Un pensamiento de San Gregorio Magno permite leer en profundidad esa experiencia:

Las realidades materiales, cuando uno se ve privado de ellas, desea locamente poseerlas; cuando las ha gozado, pronto se sacia y se satura. En cambio, las realidades espirituales, mientras uno no las conoce, parecen insignificantes e insípidas; pero, tan pronto como las ha gustado, se le tornan indispensables, hasta el punto de que puede asombrarse de haber pasado sin ellas tanto tiempo.

Nada de puede comparar a la alegría y la paz de conciencia que produce el obrar con rectitud. Quien se acostumbra a obrar siguiendo su sentido del deber, vive en armonía consigo mismo y con los demás.

La rectitud lleva a emprender muchas tareas en beneficio de los demás. En el mundo se dan muchas situaciones injustas; a veces se trata de problemas que están muy por encima de las posibilidades de un solo individuo. Sería innoble no preocuparse por ellas simplemente porque no está en nuestras manos resolverlas. Hay que conocer los propios límites, pero también hay que vivir la tensión de que la realidad se acerque al ideal, de que las cosas sean como deben ser.

El agradecimiento es una virtud unida a la rectitud. La persona que es recta tiende a ser agradecida porque nunca se siente merecedora de atenciones y es capaz de darse cuenta del servicio efectivo que tantas personas le han prestado y le prestan a lo largo de su vida.

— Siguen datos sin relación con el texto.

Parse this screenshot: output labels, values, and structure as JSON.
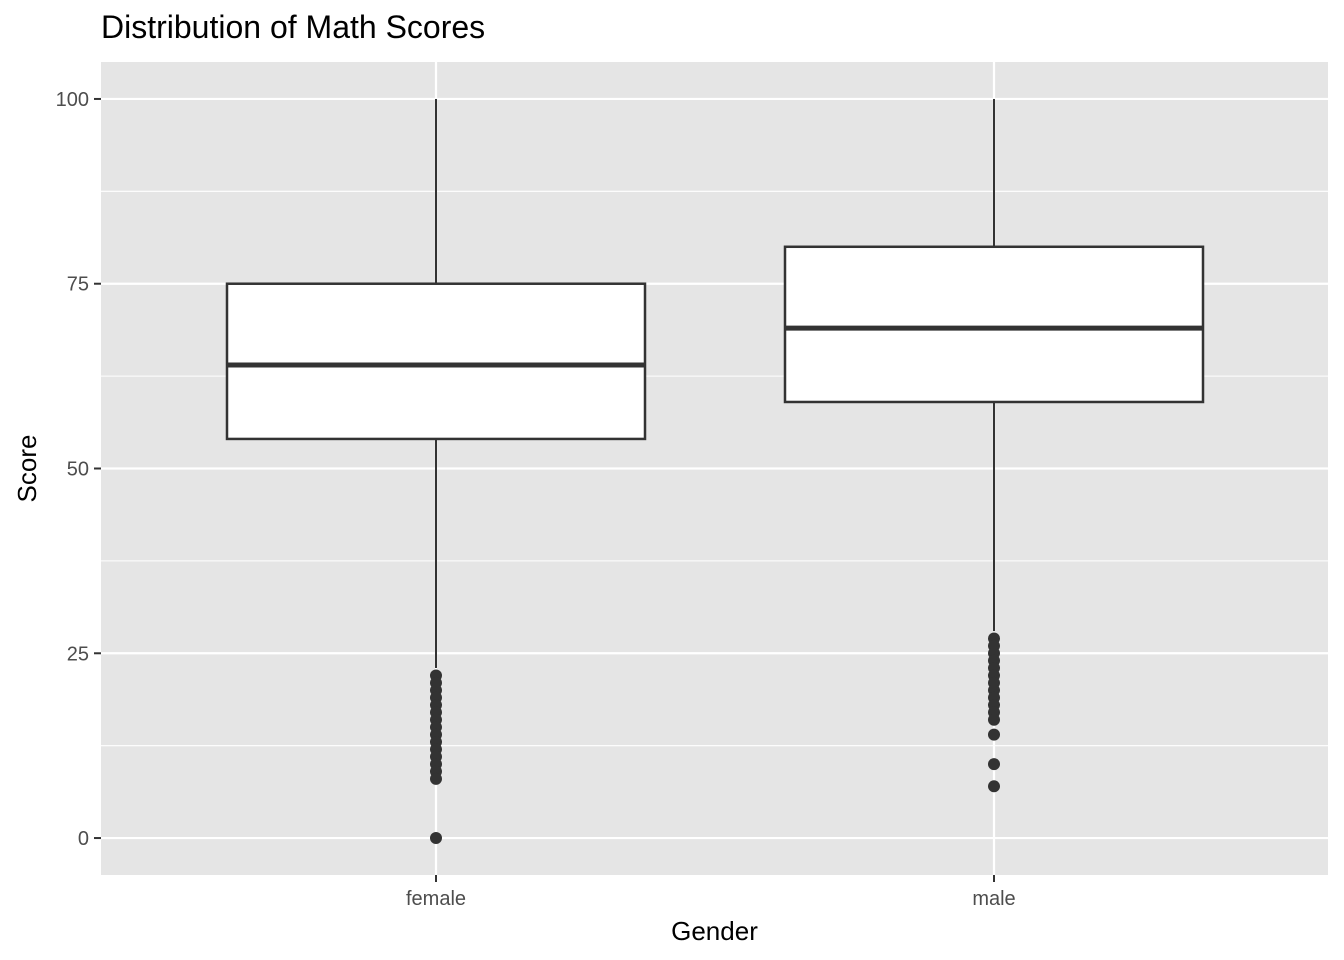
{
  "chart_data": {
    "type": "boxplot",
    "title": "Distribution of Math Scores",
    "xlabel": "Gender",
    "ylabel": "Score",
    "categories": [
      "female",
      "male"
    ],
    "ylim": [
      -5,
      105
    ],
    "yticks": [
      0,
      25,
      50,
      75,
      100
    ],
    "grid": true,
    "legend": "none",
    "boxes": [
      {
        "category": "female",
        "whisker_low": 23,
        "q1": 54,
        "median": 64,
        "q3": 75,
        "whisker_high": 100,
        "outliers": [
          22,
          21,
          20,
          19,
          18,
          17,
          16,
          15,
          14,
          13,
          12,
          11,
          10,
          9,
          8,
          0
        ]
      },
      {
        "category": "male",
        "whisker_low": 28,
        "q1": 59,
        "median": 69,
        "q3": 80,
        "whisker_high": 100,
        "outliers": [
          27,
          26,
          25,
          24,
          23,
          22,
          21,
          20,
          19,
          18,
          17,
          16,
          14,
          10,
          7
        ]
      }
    ],
    "colors": {
      "panel_background": "#e5e5e5",
      "grid_line": "#ffffff",
      "box_fill": "#ffffff",
      "box_stroke": "#333333",
      "outlier": "#333333",
      "tick_text": "#4d4d4d"
    }
  }
}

En otro plano acompaña siempre a la rectitud la lealtad, que es el firme hábito de permanecer fiel a los compromisos adquiridos. Se trata de ser personas capaces de cumplir con lo pactado. Ser hombres de palabra es una de las mejores expresiones de la dignidad humana. Sólo el ser humano es capaz de disponer de sí mismo, porque no está sometido a las circunstancias, y puede establecer compromisos donde compromete su futuro.

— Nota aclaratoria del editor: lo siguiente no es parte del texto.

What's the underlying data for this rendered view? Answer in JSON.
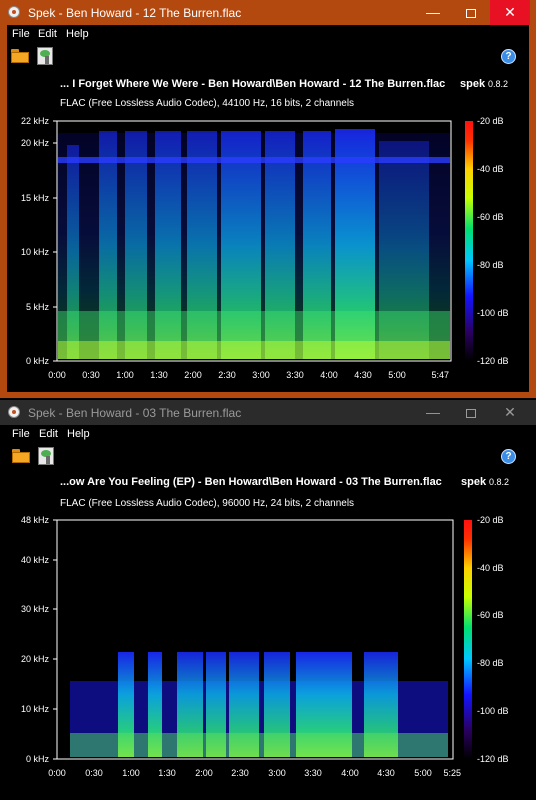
{
  "windows": [
    {
      "title": "Spek - Ben Howard - 12 The Burren.flac",
      "active": true,
      "menu": [
        "File",
        "Edit",
        "Help"
      ],
      "file_title": "... I Forget Where We Were - Ben Howard\\Ben Howard - 12 The Burren.flac",
      "app_name": "spek",
      "app_version": "0.8.2",
      "format_info": "FLAC (Free Lossless Audio Codec), 44100 Hz, 16 bits, 2 channels",
      "y_ticks": [
        "22 kHz",
        "20 kHz",
        "15 kHz",
        "10 kHz",
        "5 kHz",
        "0 kHz"
      ],
      "x_ticks": [
        "0:00",
        "0:30",
        "1:00",
        "1:30",
        "2:00",
        "2:30",
        "3:00",
        "3:30",
        "4:00",
        "4:30",
        "5:00",
        "5:47"
      ],
      "db_ticks": [
        "-20 dB",
        "-40 dB",
        "-60 dB",
        "-80 dB",
        "-100 dB",
        "-120 dB"
      ]
    },
    {
      "title": "Spek - Ben Howard - 03 The Burren.flac",
      "active": false,
      "menu": [
        "File",
        "Edit",
        "Help"
      ],
      "file_title": "...ow Are You Feeling (EP) - Ben Howard\\Ben Howard - 03 The Burren.flac",
      "app_name": "spek",
      "app_version": "0.8.2",
      "format_info": "FLAC (Free Lossless Audio Codec), 96000 Hz, 24 bits, 2 channels",
      "y_ticks": [
        "48 kHz",
        "40 kHz",
        "30 kHz",
        "20 kHz",
        "10 kHz",
        "0 kHz"
      ],
      "x_ticks": [
        "0:00",
        "0:30",
        "1:00",
        "1:30",
        "2:00",
        "2:30",
        "3:00",
        "3:30",
        "4:00",
        "4:30",
        "5:00",
        "5:25"
      ],
      "db_ticks": [
        "-20 dB",
        "-40 dB",
        "-60 dB",
        "-80 dB",
        "-100 dB",
        "-120 dB"
      ]
    }
  ],
  "colors": {
    "active_titlebar": "#b4490f",
    "inactive_titlebar": "#2b2b2b",
    "close_hover": "#e81123"
  }
}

Hoy día, se habla más de valores que de virtudes porque es más fácil valorar que tratar de vivir lo valorado. No son los valores los que están en crisis sino los seres humanos. No son los valores los que deben ser rescatados, sino los seres humanos que valoran. Y la esperanza está en la familia, porque el sistema educativo sólo transmite razones de peso en el campo científico y técnico, y omite hablar de valores y de moral. El futuro del país radica en la solidez o en la fragilidad familiar.

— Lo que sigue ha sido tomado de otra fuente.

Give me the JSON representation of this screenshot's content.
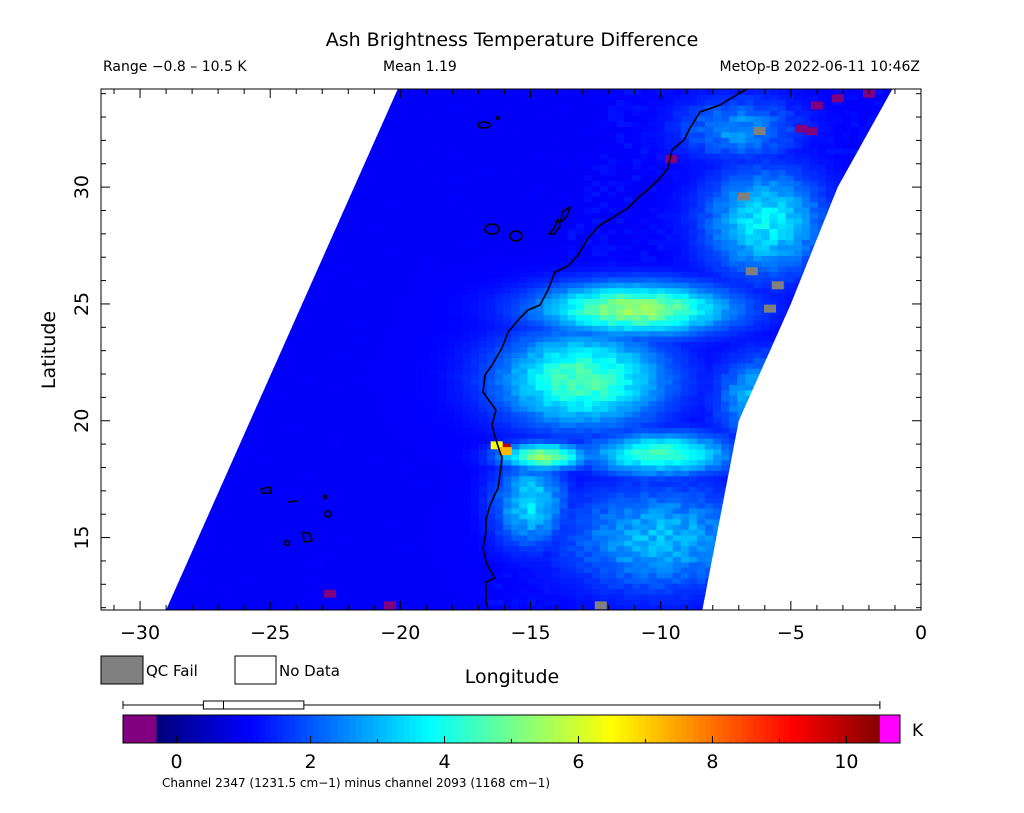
{
  "chart_data": {
    "type": "heatmap",
    "title": "Ash Brightness Temperature Difference",
    "header": {
      "range": "Range −0.8 – 10.5 K",
      "mean": "Mean 1.19",
      "source": "MetOp-B 2022-06-11 10:46Z"
    },
    "xlabel": "Longitude",
    "ylabel": "Latitude",
    "xlim": [
      -31.5,
      0
    ],
    "ylim": [
      11.9,
      34.2
    ],
    "xticks": [
      -30,
      -25,
      -20,
      -15,
      -10,
      -5,
      0
    ],
    "xtick_labels": [
      "−30",
      "−25",
      "−20",
      "−15",
      "−10",
      "−5",
      "0"
    ],
    "yticks": [
      15,
      20,
      25,
      30
    ],
    "ytick_labels": [
      "15",
      "20",
      "25",
      "30"
    ],
    "legend": [
      {
        "label": "QC Fail",
        "color": "#808080"
      },
      {
        "label": "No Data",
        "color": "#ffffff"
      }
    ],
    "colorbar": {
      "range": [
        -0.8,
        10.8
      ],
      "ticks": [
        0,
        2,
        4,
        6,
        8,
        10
      ],
      "tick_labels": [
        "0",
        "2",
        "4",
        "6",
        "8",
        "10"
      ],
      "unit": "K",
      "under_color": "#800080",
      "over_color": "#ff00ff",
      "colors": [
        "#00007f",
        "#0000ff",
        "#0080ff",
        "#00ffff",
        "#80ff80",
        "#ffff00",
        "#ff8000",
        "#ff0000",
        "#7f0000"
      ],
      "boxplot": {
        "whisker_low": -0.8,
        "q1": 0.4,
        "median": 0.7,
        "q3": 1.9,
        "whisker_high": 10.5
      }
    },
    "footer": "Channel 2347 (1231.5 cm−1) minus channel 2093 (1168 cm−1)",
    "swath": {
      "left_edge": [
        [
          -20.1,
          34.2
        ],
        [
          -29.0,
          11.9
        ]
      ],
      "right_edge": [
        [
          -1.1,
          34.2
        ],
        [
          -3.2,
          30.0
        ],
        [
          -5.0,
          25.0
        ],
        [
          -6.2,
          22.0
        ],
        [
          -7.0,
          20.0
        ],
        [
          -8.4,
          11.9
        ]
      ]
    },
    "background_value": 1.0,
    "features": [
      {
        "lon": -11.0,
        "lat": 24.8,
        "rx": 4.0,
        "ry": 1.2,
        "value": 5.4
      },
      {
        "lon": -13.0,
        "lat": 21.8,
        "rx": 3.5,
        "ry": 2.2,
        "value": 4.6
      },
      {
        "lon": -14.5,
        "lat": 18.5,
        "rx": 1.8,
        "ry": 0.6,
        "value": 5.3
      },
      {
        "lon": -10.0,
        "lat": 18.6,
        "rx": 3.0,
        "ry": 1.0,
        "value": 4.4
      },
      {
        "lon": -10.0,
        "lat": 15.0,
        "rx": 4.0,
        "ry": 2.5,
        "value": 3.0
      },
      {
        "lon": -6.0,
        "lat": 28.5,
        "rx": 2.5,
        "ry": 2.5,
        "value": 3.6
      },
      {
        "lon": -6.0,
        "lat": 21.0,
        "rx": 2.0,
        "ry": 2.0,
        "value": 3.2
      },
      {
        "lon": -15.0,
        "lat": 16.5,
        "rx": 1.5,
        "ry": 2.0,
        "value": 3.4
      },
      {
        "lon": -7.0,
        "lat": 32.5,
        "rx": 2.5,
        "ry": 1.5,
        "value": 2.6
      }
    ],
    "hotspots": [
      {
        "lon": -16.0,
        "lat": 18.85,
        "value": 9.8
      },
      {
        "lon": -16.3,
        "lat": 18.95,
        "value": 6.4
      },
      {
        "lon": -15.95,
        "lat": 18.7,
        "value": 7.2
      }
    ],
    "qc_fail": [
      [
        -6.2,
        32.4
      ],
      [
        -6.8,
        29.6
      ],
      [
        -6.5,
        26.4
      ],
      [
        -5.5,
        25.8
      ],
      [
        -5.8,
        24.8
      ],
      [
        -12.3,
        12.1
      ]
    ],
    "below_range": [
      [
        -3.2,
        33.8
      ],
      [
        -4.0,
        33.5
      ],
      [
        -4.6,
        32.5
      ],
      [
        -4.2,
        32.4
      ],
      [
        -2.0,
        34.0
      ],
      [
        -22.7,
        12.6
      ],
      [
        -20.4,
        12.1
      ],
      [
        -9.6,
        31.2
      ]
    ]
  }
}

Benedicto XVI dice que el hombre vive relacionado con otros: con sus padres, su cónyuge, sus hijos y sus amigos. “Que una vida sea buena depende de que esas relaciones estén ordenadas estén ordenadas. “Pero ninguna de esas relaciones será correcta si la primera, la relación con Dios, no es apropiada”. Y esto es, en realidad, “el contenido de la religión”. (Peter Seewald, Benedicto XVI. Una mirada cercana, Palabra, España 2006, p. 25).

C.S. Lewis, escritor inglés, dice en su libro Los cuatro amores, que los amores humanos son realmente como Dios, pero sólo por semejanza, no por aproximación. Si se confunden estos términos, podemos dar a nuestros amores la adhesión incondicional que le debemos solamente a Dios. Entonces se convierten en dioses: entonces se convierten en demonios. Entonces ellos nos destruirán, porque los amores naturales que llegan a convertirse en dioses no siguen siendo amores. Continúan llamándose así, pero de hecho pueden llegar a ser complicadas formas de odio.

Lewis dice que resulta imposible amar a un ser humano simplemente demasiado. El desorden proviene de la falta de proporción entre ese amor natural y el Amor de Dios. Es la pequeñez de nuestro Amor a Dios, no la magnitud de nuestro amor por el hombre, lo que lo constituye desordenado. Hasta aquí, Lewis. Es decir; si absolutizamos a un ser humano, éste se convierte en nuestro dios, en “ídolo” y nosotros en idólatras.

Las conductas destructivas son engañosas, presentan una envoltura de gozo o de placer, pero terminan en desgracias, tristeza o soledad.